Benjamin Netanyahu (foto/Ansa)

Dopo 12 anni in carica sembra sia arrivato il tempo dei saluti. Ma Benjamin Netanyahu, primo ministro dal 2009, non ci sta e si scaglia contro la maxi-coalizione nata per escluderlo dal potere. I due leader di opposizione Naftali Bennett e Yair Lapid hanno trovato l’intesa che potrebbe assicurar loro la maggioranza in parlamento: un governo di unità nazionale che coinvolga destra, sinistra e centro.
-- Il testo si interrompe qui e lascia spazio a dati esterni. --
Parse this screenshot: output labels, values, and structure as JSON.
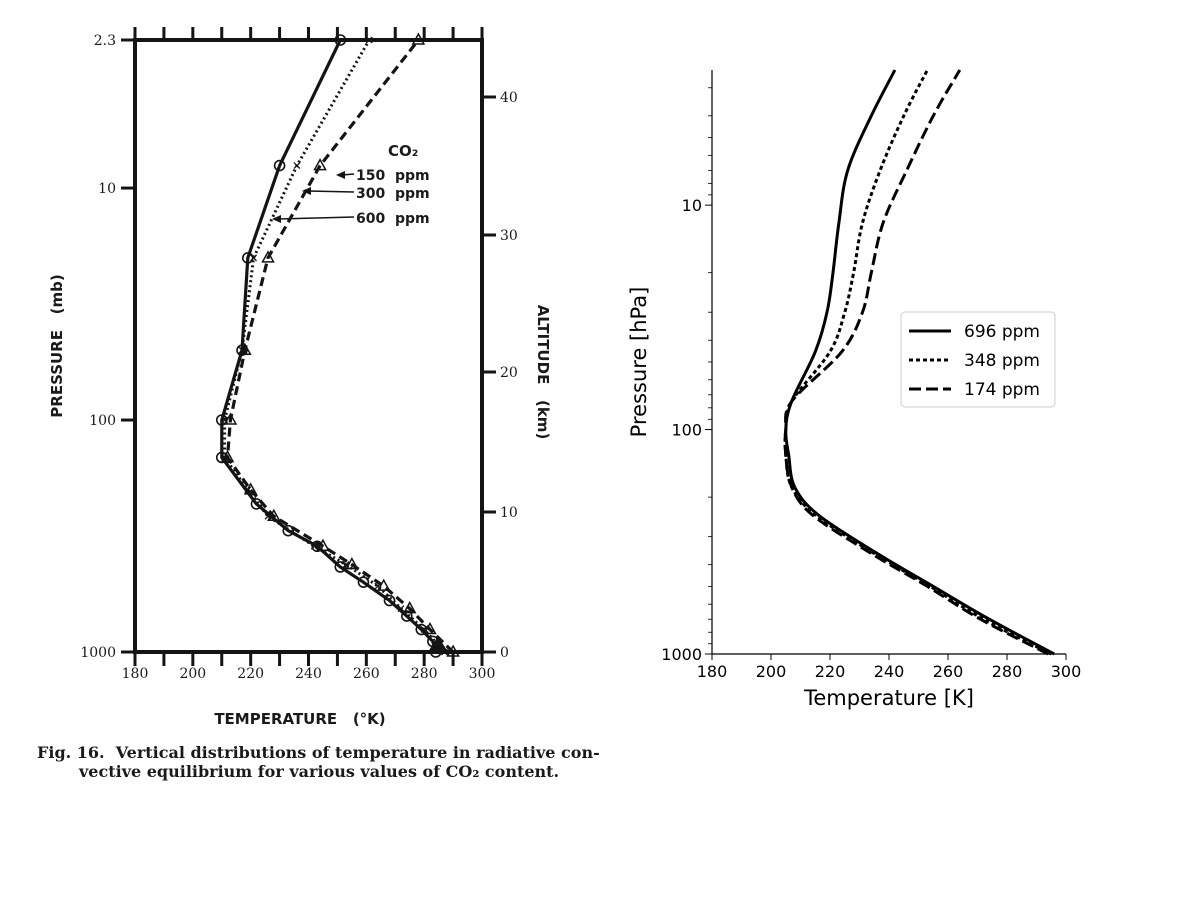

A rimanere fuori sarebbero solo Bibi, come l’ex premier viene spesso chiamato, Likud, il suo partito, e le forze politiche arabe.

Il nuovo corso – Sarà la coalizione «del cambiamento». Così si definisce la neonata alleanza «per far uscire Israele dalla voragine» di nuove elezioni, le quinte in due anni e mezzo. L’intesa mette insieme la destra nazionalista composta da Yamina, il partito dei coloni di Naftali Bennet e da Nuova Speranza di Gideon Sa’ar (ex membro del partito di Netanyahu); il centro rappresentato da Yair Lapid e Benny Gantz (Blu Bianco); la sinistra dei laburisti e del partito socialdemocratico Meretz. L’accordo prevede che i leader della coalizione si alternino nelle posizioni di potere durante i quattro anni di mandato: Bennett sarà primo ministro e Lapid il suo vice e ministro degli Esteri per i primi due anni, per poi darsi il cambio.

Le reazioni – Rabbiosa la reazione di Benjamin Netanyahu, che vede sempre più reale la fine del suo secondo, lungo, mandato (il primo fu nel 1996 e durò tre anni). «È la truffa del secolo – ha accusato riferendosi alla coalizione – gli israeliani volevano me». In due milioni e mezzo l’hanno votato nelle ultime elezioni dello scorso marzo. Non abbastanza per ottenere una maggioranza assoluta. «Il governo della sinistra rappresenta un pericolo per Israele», ha attaccato. Immediata la risposta di Bennett: «Non solo non è un governo di sinistra, ma sarà più spostato a destra di quello attuale. Non faremo ritiri e non consegneremo territori». Ma l’ex-premier rincara: senza di lui, sostiene, il Paese perderà credibilità agli occhi degli Stati Uniti e nessuno lo saprà difendere da Hamas o dall’Iran. Per Bibi la coalizione è ancora più difficile da digerire perché pensata da Bennett, ritenuto il suo “figlio ideologico”. Il leader di Yamina, infatti, ha lavorato con Netanyahu tra il 2006 e il 2008 e a lui si è ispirato nella costruire la propria carriera politica. Tanto da chiamare il figlio Yomi, come il fratello di Bibi ucciso durante un’operazione militare in Uganda.

I prossimi passi – La coalizione può contare per ora su 57 deputati dei 61 necessari ad assicurare la maggioranza. I numeri potrebbero essere sufficienti se i partiti arabi si astenessero dal voto di fiducia. Lapid e Bennett sono già al lavoro per definire i contorni del governo di unità nazionale: delegazioni dei due partiti si sono incontrare ieri sera. Entro il 2 giugno Lapid deve formare il nuovo esecutivo, ma già domani potrebbe sciogliere la riserva e presentarsi davanti al capo dello Stato Reuven Rivlin. Toccherà poi al presidente della Knesset, Yariv Levin, convocare la seduta per il voto al nuovo governo. Rivlin, in ogni caso, non parteciperà al possibile insediamento: il 2 giugno scade il suo mandato e sarà il nuovo capo dello Stato a sancire o meno la fine del dominio indiscusso di Netanyahu.